Update 7/12/2011 – A reader reported to me about django-mongodb an django admin interface for mongodb. I need to try it out.Update 7/22/2011 – I looked into django-mongodb, it requires a) Django-nonrel, “a fork of Django 1.3 that adds support for non-relational databases”, and b) djangotoolbox “a bunch of utilities for non-relational Django applications and backends”. The ultimate goal of Django-nonrel is to merge with the official Django tree. When that happens there will be much rejoicing! Until then, it is doable to combine Django and MongoDb, but it is early stage technology that is moving fast. Make sure it is the right fit for your project first.

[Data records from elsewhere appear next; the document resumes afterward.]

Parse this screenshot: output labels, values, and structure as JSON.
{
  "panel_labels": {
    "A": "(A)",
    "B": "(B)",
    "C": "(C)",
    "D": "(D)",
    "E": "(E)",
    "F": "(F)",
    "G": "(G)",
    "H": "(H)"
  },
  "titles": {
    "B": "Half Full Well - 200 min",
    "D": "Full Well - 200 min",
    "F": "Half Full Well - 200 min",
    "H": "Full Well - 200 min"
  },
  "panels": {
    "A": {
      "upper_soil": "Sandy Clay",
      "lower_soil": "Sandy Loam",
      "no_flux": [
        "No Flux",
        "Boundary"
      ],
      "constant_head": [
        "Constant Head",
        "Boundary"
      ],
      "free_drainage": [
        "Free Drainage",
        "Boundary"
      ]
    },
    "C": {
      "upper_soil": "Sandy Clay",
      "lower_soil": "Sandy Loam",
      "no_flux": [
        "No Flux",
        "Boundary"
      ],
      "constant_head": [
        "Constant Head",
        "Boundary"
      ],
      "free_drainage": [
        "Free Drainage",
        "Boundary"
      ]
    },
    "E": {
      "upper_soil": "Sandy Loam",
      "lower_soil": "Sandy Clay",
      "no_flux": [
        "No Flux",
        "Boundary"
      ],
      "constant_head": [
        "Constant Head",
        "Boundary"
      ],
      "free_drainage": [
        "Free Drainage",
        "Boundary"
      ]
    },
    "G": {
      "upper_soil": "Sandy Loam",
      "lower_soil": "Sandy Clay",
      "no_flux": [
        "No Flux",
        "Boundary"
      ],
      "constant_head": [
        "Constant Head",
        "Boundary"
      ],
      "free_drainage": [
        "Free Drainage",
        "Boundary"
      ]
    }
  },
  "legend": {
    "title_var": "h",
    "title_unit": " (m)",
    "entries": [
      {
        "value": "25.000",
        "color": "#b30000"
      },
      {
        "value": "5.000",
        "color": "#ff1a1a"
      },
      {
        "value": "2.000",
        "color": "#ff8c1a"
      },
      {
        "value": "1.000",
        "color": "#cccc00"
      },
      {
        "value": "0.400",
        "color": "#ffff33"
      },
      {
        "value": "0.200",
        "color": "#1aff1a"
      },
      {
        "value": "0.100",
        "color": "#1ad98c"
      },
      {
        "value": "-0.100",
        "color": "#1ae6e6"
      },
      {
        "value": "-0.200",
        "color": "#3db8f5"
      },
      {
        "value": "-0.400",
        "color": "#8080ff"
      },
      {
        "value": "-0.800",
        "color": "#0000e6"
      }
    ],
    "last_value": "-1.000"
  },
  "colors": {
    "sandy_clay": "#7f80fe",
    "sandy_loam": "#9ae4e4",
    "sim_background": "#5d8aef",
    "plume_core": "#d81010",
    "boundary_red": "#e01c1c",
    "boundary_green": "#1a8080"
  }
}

- Referential integrity. There is no concept of a foreign key. Anything goes inside MongoDB, it will gladly create new collections (like tables), and document fields (like columns) as you ask it to.
- Joins.
- Triggers and stored procedures. You can craft JavaScript and have MongoDB run that – pretty cool idea actually and it is how map/reduce works.
- Standard RDBMS security model. Security is basic in MongoDB, and as it stands you have to run it in trusted mode when sharding. From the docs page “Trusted environment is the default option and is recommended.” – wow, so firewall it off with iptables and harden your application layer I guess?
- Data where the relationship to other records is most of the value – eg, a many-to-many relationship would be really hard to get working in MongoDB. It is doable and it works for some people. However, MongoDB isn’t geared towards relational data, so that tells me not to do relational data with it!
- Anything that needs to be transactional in nature.
- For now, financial data, transporter patterns, anything that *has* to be there.
More on this topic in the future. MongoDB appears to have an excellent trajectory. Its creators will likely have a place in the geek hall of fame. It is really fun to work with too.